Published: May 22, 2023
If most organizations understand the need to have a robust disaster recovery (DR) plan, IT Pros should also know that testing these plans is essential. If you don’t implement disaster recovery testing, you won’t know if your plans will work when you need them. And to properly test your DR plans, you may want to break them.
Some notable companies, like Google, are famed for implementing their entire DR procedures regularly – switching their production workloads to a backup infrastructure and then switching it all back again. This ensures that the DR plans work and that they are continually updated.
While that level of testing is beyond most organizations, it does underline the importance some businesses place on testing.
There’s no doubt that regular disaster recovery testing is important. However, one thing that you can always count on is Murphy’s Law: If something can go wrong, it will go wrong.
As an IT Pro, DR testing can avoid the biggest and most obvious problems and errors that you might encounter. However, what about those other unexpected things that can potentially cause disaster recovery failures?
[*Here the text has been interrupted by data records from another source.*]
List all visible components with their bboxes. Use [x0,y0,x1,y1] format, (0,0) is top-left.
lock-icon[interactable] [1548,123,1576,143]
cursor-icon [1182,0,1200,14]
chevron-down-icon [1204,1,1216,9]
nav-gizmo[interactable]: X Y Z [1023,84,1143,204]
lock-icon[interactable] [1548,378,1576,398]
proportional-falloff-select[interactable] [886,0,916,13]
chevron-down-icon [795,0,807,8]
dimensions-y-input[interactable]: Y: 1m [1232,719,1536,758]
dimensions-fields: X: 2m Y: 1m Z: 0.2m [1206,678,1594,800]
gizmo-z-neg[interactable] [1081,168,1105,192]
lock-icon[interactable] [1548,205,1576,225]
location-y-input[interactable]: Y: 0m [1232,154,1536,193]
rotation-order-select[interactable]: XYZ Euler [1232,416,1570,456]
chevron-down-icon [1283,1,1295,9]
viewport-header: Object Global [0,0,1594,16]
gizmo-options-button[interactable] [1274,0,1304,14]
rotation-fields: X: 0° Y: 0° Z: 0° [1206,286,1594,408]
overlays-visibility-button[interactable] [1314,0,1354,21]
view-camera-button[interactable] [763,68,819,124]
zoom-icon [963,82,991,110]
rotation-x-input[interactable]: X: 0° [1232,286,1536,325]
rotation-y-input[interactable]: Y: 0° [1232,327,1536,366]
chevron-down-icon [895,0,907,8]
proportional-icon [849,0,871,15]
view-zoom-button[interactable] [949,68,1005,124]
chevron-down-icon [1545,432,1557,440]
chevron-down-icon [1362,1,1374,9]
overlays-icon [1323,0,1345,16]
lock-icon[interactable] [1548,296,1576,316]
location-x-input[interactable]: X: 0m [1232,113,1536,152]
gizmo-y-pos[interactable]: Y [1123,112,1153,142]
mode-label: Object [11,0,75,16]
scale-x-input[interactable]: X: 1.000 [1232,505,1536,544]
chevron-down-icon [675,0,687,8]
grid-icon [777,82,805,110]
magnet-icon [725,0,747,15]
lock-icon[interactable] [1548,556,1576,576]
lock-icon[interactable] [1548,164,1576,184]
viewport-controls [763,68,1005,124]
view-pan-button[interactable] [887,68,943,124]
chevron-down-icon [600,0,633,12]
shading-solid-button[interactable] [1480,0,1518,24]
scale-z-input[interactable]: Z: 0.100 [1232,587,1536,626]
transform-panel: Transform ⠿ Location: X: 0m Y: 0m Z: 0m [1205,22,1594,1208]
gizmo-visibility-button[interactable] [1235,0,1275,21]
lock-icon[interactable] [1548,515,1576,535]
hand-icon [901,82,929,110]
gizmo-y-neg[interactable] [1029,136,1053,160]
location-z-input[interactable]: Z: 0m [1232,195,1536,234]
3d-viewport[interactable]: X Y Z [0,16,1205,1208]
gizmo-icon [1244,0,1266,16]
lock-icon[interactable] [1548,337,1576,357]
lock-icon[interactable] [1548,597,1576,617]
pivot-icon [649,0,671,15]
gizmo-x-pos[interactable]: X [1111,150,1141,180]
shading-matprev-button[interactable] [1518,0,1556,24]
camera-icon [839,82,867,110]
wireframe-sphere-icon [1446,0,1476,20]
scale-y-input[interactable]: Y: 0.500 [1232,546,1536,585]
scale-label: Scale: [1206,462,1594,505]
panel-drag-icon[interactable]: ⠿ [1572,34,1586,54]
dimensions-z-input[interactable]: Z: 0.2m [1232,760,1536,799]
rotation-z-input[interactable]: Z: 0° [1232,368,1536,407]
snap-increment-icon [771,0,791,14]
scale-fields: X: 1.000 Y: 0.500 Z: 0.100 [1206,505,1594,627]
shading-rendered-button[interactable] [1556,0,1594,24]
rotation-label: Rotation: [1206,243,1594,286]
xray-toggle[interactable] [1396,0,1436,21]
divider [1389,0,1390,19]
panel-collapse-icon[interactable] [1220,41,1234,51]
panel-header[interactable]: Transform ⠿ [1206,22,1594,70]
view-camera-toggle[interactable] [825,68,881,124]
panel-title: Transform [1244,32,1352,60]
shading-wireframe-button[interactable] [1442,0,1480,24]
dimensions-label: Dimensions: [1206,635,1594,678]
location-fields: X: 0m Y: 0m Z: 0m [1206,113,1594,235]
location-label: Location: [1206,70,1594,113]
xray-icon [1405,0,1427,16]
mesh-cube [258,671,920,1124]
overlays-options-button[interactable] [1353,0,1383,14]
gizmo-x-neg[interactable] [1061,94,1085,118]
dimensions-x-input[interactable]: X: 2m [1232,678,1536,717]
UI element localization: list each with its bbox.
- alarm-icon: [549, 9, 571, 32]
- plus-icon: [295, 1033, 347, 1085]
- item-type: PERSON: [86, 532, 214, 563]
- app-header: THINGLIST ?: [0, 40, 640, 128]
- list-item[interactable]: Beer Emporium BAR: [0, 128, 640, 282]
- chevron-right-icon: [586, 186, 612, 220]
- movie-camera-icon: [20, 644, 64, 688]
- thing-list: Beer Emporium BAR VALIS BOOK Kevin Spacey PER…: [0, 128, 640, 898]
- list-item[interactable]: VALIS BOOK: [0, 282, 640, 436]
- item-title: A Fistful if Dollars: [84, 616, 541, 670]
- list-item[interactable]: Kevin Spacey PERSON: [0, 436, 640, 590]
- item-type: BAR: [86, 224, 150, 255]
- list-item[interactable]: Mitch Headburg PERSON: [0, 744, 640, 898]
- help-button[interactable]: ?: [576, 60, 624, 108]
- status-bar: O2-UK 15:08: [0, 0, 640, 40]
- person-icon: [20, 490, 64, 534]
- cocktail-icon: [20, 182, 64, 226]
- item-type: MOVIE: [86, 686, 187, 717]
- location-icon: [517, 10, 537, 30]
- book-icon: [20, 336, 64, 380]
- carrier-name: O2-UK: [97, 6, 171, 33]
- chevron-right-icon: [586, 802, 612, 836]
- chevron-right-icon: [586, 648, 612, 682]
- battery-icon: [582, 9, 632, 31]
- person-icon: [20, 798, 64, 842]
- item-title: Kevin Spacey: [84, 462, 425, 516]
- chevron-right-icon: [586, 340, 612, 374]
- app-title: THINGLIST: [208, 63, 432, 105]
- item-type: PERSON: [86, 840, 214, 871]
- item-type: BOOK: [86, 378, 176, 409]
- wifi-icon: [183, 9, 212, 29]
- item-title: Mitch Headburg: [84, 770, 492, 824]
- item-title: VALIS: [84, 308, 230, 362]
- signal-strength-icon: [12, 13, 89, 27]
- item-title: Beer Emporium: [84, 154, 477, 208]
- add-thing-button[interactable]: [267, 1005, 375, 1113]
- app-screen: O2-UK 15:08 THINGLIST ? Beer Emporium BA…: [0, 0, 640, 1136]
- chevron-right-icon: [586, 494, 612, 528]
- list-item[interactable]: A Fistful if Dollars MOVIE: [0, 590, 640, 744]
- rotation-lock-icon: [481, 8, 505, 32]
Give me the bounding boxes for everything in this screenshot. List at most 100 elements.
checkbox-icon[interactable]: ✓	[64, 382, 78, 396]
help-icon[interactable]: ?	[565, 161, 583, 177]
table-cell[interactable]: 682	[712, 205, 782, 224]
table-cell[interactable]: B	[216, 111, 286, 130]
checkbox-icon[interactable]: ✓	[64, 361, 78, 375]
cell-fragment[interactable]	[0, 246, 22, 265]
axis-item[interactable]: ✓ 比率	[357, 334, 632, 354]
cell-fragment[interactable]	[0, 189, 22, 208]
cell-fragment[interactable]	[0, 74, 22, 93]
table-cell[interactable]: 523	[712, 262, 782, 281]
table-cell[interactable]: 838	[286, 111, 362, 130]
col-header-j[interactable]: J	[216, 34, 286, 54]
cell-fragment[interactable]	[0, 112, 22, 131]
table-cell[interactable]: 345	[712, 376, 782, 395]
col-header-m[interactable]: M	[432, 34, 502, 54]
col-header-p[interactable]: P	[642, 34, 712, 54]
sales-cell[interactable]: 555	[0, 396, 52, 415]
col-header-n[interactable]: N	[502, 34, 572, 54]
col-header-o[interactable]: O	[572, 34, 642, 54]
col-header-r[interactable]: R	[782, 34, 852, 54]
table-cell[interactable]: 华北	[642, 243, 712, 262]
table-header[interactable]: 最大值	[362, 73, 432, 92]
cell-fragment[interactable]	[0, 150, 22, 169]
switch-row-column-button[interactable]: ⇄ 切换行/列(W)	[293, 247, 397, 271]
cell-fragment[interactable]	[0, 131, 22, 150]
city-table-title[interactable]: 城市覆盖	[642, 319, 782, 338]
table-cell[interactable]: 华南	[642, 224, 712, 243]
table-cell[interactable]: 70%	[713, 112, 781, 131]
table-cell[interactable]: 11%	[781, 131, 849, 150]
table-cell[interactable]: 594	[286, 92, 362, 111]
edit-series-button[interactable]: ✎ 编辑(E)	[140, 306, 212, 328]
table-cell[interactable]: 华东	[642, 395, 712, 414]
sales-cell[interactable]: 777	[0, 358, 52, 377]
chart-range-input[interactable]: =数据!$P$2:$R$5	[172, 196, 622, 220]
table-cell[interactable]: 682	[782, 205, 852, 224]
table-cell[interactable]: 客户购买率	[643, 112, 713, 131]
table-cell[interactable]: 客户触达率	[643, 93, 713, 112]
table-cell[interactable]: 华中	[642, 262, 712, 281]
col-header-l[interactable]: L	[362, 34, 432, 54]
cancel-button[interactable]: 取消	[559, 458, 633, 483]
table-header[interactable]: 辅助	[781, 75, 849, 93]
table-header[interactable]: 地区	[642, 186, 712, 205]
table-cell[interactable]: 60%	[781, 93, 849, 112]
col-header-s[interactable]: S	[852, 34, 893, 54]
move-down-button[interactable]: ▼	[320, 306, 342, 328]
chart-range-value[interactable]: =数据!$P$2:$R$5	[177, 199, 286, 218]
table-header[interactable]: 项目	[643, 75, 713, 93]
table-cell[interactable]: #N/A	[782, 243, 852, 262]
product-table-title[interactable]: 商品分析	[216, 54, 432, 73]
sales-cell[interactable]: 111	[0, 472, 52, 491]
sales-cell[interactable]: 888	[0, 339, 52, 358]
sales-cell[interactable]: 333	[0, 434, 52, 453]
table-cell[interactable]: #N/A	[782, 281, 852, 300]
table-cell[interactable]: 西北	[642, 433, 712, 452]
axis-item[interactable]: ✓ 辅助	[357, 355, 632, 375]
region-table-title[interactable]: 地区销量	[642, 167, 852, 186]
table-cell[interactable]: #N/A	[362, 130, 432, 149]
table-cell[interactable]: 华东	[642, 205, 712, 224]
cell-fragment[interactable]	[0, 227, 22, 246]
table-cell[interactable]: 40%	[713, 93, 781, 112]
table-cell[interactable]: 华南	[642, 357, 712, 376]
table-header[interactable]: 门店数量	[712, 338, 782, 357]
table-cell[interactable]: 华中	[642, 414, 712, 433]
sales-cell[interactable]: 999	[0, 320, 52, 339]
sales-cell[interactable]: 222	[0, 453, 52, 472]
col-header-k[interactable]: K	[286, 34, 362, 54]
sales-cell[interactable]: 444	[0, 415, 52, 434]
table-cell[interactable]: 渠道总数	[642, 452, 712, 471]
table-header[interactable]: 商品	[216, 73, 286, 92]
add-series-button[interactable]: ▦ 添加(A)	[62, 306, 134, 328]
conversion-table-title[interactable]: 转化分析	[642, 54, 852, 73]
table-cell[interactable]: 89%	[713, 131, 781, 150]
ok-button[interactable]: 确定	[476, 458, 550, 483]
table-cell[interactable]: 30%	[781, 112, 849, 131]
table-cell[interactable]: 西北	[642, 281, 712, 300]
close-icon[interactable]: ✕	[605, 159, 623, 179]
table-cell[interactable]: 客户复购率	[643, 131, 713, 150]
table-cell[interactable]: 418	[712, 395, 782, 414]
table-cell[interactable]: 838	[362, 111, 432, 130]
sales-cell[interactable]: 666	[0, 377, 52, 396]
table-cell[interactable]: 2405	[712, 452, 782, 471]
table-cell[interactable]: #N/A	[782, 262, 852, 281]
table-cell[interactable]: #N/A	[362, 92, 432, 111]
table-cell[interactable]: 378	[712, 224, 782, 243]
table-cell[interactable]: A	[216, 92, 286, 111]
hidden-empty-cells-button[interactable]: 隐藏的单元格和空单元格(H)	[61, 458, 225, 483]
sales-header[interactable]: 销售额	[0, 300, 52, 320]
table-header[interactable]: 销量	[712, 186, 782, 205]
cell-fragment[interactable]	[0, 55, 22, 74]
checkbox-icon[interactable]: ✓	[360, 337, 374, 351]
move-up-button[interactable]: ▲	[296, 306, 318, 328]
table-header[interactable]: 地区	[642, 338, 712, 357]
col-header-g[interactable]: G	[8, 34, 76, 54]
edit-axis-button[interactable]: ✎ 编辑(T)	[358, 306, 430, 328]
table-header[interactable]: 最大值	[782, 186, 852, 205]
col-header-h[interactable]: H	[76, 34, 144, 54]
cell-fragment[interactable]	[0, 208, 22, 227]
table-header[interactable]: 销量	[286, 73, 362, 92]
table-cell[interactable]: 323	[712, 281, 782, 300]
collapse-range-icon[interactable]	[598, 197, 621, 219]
While you can’t control everything, one situation you don’t want to encounter while in the midst of attempting a recovery is an unexpected error. When you consider the situation, which prompted the disaster recovery in the first place, it might not be unreasonable to expect to run into other problems.
To uncover how your plan will respond to different error conditions, add stress components. Stress testing means testing critical parts of your plan under less-than-ideal conditions, or even in a compromised environment.
The idea is to place unusual stress on critical elements of your plan to discover what unexpected problems or issues might be encountered, thereby enabling you to better prepare for and deal with a wider range of recovery scenarios.
In other disciplines, like manufacturing, this method has been called destructive testing or sometimes destructive physical analysis (DPA).
Destructive testing is used to test and better understand the performance or behavior of a component, material, or machine by determining its specific point of failure.
In this process, the target material is subject to continuous specific stresses until it fails. For physical targets, tests and failures are often recorded using high-speed cameras. This type of testing is used for aircraft and automobiles as well as various metals, steels, and construction materials.
The benefits of destructive testing are that it allows you to know the acceptable operating parameters of your product. It also helps you to understand the conditions that will cause it to fail and those conditions it can withstand.
Using destructive testing, you attempt to cause software failure in a controlled manner to establish its robustness. And to understand the range limits within which the software will operate in a stable and reliable manner.
For example, while you are testing parts of your disaster recovery plan, consider simulating a network outage, a denial-of service (DoS) attack, or an intermittent connectivity issue. Alternatively, you could stress your backend storage system or introduce a user error, such as not following the prescribed recovery path.
The purpose of this type of testing is to establish what levels of interference your DR plans will tolerate and what will cause them to break. While it may seem counterintuitive, breaking your plans can be a good way to make them more predictable and reliable.
By selectively performing destructive testing at various critical junctures of your DR processes, you can better understand the tolerances that your plans have and the possibility to make them more robust.